Around 50 Olympic medal-winners have academic connections with the university, including quadruple gold-medallist rower Sir Matthew Pinsent. Other sportspeople who have attended Oxford include Pakistani cricketer (now politician) Imran Khan.
Composers Sir Hubert Parry, George Butterworth, John Taverner, William Walton and Andrew Lloyd-Webber have all been involved with the university.
Economists Adam Smith, Alfred Marshall, E. F. Schumacher and Amartya Sen, and philosophers, John Locke, Thomas Hobbes and Jeremy Bentham, have also spent time at Oxford.
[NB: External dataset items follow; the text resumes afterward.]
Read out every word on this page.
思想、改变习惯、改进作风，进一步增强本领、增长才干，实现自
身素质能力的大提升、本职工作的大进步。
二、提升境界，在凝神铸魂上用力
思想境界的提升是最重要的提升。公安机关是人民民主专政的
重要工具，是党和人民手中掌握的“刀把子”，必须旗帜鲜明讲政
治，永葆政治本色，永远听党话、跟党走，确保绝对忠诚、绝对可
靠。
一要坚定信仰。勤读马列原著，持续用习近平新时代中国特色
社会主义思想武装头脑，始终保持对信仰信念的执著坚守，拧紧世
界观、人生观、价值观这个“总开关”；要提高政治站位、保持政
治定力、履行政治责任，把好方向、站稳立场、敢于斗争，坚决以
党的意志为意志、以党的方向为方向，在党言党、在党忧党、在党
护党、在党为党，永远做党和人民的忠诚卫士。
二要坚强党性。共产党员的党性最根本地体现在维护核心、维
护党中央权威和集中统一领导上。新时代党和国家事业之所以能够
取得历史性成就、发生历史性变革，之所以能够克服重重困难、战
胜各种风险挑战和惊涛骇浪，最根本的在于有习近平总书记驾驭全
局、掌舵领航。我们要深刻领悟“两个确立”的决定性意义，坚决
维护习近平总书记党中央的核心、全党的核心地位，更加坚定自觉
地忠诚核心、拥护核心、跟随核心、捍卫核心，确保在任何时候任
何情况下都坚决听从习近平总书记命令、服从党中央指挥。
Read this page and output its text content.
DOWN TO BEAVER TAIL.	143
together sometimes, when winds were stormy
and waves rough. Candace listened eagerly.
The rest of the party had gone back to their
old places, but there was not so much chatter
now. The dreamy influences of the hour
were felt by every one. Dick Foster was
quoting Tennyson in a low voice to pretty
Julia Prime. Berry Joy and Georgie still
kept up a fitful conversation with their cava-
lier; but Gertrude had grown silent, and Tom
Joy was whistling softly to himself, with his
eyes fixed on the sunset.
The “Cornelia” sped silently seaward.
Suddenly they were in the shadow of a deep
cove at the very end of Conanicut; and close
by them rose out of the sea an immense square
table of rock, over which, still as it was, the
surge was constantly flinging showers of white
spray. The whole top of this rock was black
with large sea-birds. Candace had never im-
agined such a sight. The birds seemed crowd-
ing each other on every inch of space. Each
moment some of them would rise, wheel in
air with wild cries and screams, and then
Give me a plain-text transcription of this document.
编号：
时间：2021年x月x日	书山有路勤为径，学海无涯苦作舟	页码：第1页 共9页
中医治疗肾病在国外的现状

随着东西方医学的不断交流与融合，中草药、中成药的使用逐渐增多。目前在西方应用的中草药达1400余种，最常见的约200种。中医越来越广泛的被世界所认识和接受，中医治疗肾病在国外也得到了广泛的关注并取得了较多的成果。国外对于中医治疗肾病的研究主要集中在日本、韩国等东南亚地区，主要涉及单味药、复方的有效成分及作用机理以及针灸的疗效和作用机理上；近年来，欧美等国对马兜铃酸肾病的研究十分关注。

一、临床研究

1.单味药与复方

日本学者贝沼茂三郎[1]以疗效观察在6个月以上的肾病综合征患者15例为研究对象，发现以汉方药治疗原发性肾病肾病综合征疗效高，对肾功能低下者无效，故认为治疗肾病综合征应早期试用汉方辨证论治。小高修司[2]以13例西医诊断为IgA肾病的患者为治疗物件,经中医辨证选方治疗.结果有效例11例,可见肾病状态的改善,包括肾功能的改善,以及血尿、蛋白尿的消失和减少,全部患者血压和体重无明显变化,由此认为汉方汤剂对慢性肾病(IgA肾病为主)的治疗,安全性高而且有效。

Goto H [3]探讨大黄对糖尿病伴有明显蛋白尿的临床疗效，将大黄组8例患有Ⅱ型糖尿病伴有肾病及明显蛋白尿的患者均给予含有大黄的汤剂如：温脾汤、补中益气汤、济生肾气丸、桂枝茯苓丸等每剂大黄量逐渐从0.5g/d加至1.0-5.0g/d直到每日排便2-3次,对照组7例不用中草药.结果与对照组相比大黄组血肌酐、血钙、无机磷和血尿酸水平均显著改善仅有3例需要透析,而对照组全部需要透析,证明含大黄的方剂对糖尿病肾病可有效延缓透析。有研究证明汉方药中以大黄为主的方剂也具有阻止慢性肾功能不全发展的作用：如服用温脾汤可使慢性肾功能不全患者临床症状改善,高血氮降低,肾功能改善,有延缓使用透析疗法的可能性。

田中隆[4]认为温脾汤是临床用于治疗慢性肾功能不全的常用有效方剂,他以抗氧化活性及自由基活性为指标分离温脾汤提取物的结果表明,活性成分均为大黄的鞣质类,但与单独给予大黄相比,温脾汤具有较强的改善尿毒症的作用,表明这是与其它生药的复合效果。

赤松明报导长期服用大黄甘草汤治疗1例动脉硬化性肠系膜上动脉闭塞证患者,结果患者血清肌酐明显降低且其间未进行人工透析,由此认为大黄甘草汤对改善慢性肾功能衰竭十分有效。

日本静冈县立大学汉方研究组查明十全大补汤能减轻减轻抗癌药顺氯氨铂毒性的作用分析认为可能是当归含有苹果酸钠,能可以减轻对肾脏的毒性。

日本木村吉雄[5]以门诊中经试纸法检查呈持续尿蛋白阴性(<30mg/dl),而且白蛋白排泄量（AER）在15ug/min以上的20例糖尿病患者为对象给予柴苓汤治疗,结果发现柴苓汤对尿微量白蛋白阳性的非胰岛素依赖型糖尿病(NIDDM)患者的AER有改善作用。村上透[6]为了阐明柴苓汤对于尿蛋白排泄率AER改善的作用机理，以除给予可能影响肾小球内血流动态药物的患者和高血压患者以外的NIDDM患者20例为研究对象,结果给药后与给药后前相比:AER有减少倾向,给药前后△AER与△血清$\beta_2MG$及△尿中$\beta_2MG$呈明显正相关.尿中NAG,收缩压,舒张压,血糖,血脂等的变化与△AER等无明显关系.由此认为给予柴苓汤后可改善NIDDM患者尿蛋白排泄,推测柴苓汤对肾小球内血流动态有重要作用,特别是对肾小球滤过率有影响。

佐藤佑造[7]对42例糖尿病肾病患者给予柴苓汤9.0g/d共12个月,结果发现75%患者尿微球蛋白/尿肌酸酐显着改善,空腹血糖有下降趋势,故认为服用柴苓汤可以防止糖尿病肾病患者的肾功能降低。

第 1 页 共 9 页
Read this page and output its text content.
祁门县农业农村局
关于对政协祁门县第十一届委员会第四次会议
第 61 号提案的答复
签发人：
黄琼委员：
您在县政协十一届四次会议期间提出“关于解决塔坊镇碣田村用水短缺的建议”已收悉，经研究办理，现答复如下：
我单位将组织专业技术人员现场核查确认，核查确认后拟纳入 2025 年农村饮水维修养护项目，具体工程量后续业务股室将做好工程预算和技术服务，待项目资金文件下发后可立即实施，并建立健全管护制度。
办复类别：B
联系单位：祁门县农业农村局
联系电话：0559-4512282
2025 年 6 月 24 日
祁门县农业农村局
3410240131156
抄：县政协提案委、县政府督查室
The long list of writers associated with Oxford includes John Fowles, Theodor Geisel, Thomas Middleton, Samuel Johnson, Robert Graves, Evelyn Waugh, Lewis Carroll, Aldous Huxley, Oscar Wilde, C. S. Lewis, J. R. R. Tolkien, Graham Greene, V.S.Naipaul, Phillip Pullman, Joseph Heller, Vikram Seth, the poets Percy Bysshe Shelley, John Donne, A. E. Housman, W. H. Auden, T. S. Eliot, Wendy Perriam and Philip Larkin. Seven poets laureate (Thomas Warton, Henry James Pye, Robert Southey, Robert Bridges, Cecil Day-Lewis, Sir John Betjeman, and Andrew Motion) also have connections with the university.
Actors Hugh Grant, Kate Beckinsale, Dudley Moore, Michael Palin, and Terry Jones were undergraduates at Oxford, as were Oscar-winner Florian Henckel von Donnersmarck and film-makers Ken Loach and Richard Curtis.
The university has also produced at least 12 saints and 20 Archbishops of Canterbury, including the current incumbent, Rowan Williams (who studied at Wadham College and later became a Canon Professor at Christ Church). John Wesley, the founder of Methodism, studied at Christ Church and was elected a fellow of Lincoln College. Another religious figure was Mirza Nasir Ahmad, the third Caliph of the Ahmadiyya Muslim Community and Shoghi Effendi, one of the appointed leaders of the Baha'i faith.
Other illustrious Oxford students include British Army officer T. E. Lawrence (Jesus College), explorer Sir Walter Raleigh (who attended Oriel College but left without taking a degree) and Australian media mogul Rupert Murdoch (Worcester College).